HQ Team
December 12, 2022: Researchers, who conducted two clinical trials, have developed a therapy that makes the immune system destroy bone marrow cancer cells.
The therapy worked on 73% of the patients studied by researchers from the Tisch Cancer Institute at the Icahn School of Medicine at Mount Sinai.
They found the therapy, known as a bispecific antibody, binds both T cells and multiple myeloma cells and commands the T cells to decimate the cancer cells.
T cells are part of the immune system and develop from stem cells in the bone marrow. They help protect the body from infection and may help fight cancer. The researchers termed this strategy “bringing your army right to the enemy.”
The success of the off-the-shelf immunotherapy, called talquetamab, was even seen in patients whose cancer was resistant to all approved multiple myeloma therapies, according to EurekAlert.
It uses a different target than other approved therapies, a receptor expressed on the surface of cancer cells known as GPRC5D.
New hope
Talquetamab was tested in phase 1 and phase 2 trials. The study participants had all been previously treated with at least three different therapies without achieving lasting remission, suggesting talquetamab could offer new hope for patients with hard-to-treat multiple myeloma.
“This means that almost three-quarters of these patients are looking at a new lease on life,” said Ajai Chari, lead author of both studies.
“Talquetamab induced a substantial response among patients with heavily pretreated, relapsed, or multiple refractory myelomas, the second-most-common blood cancer. It is the first bispecific agent targeting the protein GPRC5d in multiple myeloma patients.”
Most patients with myeloma who receive standard therapies continually relapse.

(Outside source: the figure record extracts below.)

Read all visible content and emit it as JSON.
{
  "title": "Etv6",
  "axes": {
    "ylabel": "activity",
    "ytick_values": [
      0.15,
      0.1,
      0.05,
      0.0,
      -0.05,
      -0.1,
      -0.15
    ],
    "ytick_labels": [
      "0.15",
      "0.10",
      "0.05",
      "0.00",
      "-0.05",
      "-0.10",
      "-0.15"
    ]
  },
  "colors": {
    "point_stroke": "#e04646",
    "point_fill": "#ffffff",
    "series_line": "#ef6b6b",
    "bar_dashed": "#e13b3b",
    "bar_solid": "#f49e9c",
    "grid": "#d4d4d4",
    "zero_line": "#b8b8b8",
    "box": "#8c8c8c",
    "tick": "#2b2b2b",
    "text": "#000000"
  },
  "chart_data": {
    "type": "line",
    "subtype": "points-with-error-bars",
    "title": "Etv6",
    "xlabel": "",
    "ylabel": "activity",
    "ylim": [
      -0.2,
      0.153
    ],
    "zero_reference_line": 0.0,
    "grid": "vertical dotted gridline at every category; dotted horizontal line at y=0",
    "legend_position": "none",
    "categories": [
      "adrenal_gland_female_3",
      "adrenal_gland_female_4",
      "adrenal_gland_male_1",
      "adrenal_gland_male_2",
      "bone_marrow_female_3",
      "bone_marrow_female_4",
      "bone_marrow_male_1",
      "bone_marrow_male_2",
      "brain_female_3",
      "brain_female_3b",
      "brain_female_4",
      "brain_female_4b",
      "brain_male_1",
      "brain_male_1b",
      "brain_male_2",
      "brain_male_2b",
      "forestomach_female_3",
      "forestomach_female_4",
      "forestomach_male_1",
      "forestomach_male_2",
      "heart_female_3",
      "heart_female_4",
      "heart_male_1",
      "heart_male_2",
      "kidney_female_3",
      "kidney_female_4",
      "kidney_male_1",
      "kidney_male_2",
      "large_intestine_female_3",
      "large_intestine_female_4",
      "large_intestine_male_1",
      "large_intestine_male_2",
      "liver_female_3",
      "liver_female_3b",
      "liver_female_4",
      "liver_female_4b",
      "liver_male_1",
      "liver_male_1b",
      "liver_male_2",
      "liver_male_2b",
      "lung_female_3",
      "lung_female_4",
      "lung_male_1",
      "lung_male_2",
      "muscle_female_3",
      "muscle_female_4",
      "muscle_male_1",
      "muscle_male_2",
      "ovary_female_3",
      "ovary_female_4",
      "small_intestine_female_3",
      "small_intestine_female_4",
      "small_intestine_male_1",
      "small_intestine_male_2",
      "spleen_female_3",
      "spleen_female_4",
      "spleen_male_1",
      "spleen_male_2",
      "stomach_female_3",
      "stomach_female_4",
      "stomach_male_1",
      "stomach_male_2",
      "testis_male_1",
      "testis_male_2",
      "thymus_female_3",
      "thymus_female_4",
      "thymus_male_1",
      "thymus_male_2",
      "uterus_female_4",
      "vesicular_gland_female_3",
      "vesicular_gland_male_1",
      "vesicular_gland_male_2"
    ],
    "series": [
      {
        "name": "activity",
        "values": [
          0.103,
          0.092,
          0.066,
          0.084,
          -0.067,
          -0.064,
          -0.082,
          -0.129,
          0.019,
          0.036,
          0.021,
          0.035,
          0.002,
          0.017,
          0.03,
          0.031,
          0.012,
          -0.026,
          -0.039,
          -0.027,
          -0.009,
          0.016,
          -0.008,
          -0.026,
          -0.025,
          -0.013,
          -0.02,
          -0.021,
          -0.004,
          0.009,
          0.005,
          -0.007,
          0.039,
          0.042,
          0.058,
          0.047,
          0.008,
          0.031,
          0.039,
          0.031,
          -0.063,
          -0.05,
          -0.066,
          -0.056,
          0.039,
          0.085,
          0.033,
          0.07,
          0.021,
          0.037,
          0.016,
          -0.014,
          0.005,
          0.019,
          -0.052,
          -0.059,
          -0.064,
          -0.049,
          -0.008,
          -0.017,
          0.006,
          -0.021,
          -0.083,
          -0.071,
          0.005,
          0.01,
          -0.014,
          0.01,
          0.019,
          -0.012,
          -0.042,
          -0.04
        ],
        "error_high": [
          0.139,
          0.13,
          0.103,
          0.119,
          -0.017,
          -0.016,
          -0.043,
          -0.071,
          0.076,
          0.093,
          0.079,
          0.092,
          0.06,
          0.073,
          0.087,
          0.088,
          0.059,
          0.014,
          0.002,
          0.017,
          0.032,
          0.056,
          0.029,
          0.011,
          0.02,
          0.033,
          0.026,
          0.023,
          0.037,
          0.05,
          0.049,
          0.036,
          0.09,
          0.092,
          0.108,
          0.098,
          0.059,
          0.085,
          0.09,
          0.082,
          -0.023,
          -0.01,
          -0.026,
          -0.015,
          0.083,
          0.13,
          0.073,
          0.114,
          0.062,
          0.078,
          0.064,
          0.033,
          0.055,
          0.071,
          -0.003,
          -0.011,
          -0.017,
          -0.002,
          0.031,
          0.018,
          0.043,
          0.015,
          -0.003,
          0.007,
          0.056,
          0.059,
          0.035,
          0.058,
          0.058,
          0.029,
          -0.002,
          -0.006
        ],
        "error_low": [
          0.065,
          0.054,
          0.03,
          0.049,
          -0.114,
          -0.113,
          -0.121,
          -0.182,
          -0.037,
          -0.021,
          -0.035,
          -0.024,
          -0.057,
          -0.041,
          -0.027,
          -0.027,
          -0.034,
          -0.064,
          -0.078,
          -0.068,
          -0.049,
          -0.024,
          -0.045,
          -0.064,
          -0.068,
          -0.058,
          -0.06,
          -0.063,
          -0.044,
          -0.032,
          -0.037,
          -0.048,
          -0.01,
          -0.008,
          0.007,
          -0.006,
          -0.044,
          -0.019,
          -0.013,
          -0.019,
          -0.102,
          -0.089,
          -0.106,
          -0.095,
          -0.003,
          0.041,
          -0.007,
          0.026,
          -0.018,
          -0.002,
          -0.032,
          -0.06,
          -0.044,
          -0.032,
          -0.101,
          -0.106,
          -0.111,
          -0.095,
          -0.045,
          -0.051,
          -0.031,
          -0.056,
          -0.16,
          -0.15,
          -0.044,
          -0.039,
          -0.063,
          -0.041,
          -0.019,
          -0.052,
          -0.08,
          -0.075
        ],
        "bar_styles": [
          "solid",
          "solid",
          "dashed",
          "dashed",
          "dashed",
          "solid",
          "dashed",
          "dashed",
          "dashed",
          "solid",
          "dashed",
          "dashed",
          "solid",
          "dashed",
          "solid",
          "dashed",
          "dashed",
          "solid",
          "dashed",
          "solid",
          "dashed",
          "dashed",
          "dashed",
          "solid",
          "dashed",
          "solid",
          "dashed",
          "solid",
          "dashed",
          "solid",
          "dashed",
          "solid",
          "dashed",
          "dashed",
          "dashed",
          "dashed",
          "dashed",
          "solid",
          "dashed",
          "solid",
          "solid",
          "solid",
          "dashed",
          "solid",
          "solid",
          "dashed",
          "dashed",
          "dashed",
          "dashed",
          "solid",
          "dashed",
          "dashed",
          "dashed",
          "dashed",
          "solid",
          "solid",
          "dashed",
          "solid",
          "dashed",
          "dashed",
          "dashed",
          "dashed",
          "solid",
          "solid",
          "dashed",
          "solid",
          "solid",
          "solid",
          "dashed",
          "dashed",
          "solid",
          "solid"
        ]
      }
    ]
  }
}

Patients who relapse or become resistant to all approved multiple myeloma therapies have a poor prognosis, so additional treatments are needed.
This study, an early-phase trial designed to detect tolerability and find a safe dose, is an essential step in meeting that need, according to EurekAlert.
Focus on doses
The phase 1 clinical trial enrolled 232 patients at several cancer centres worldwide between January 2018 and November 2021. Patients received a variety of doses of the therapy intravenously or injected under their skin.
Future studies will focus on doses only administered under the skin weekly or every other week.
The researchers validated the efficacy and safety findings in phase 1 in the phase 2 trial. The phase 2 trial included 143 patients treated on a weekly dose and 145 at a higher biweekly dose.
Dr Chari said the response rate in these two groups was about 73%.
Researchers continue to collect data on the duration of response in the group receiving 0.8 mg/kg every other week and for patients in both dosing groups who had a complete response or better.
Side effects were relatively frequent but typically mild. About three-quarters of patients experienced cytokine release syndrome, a constellation of symptoms including fever that is common with immunotherapies.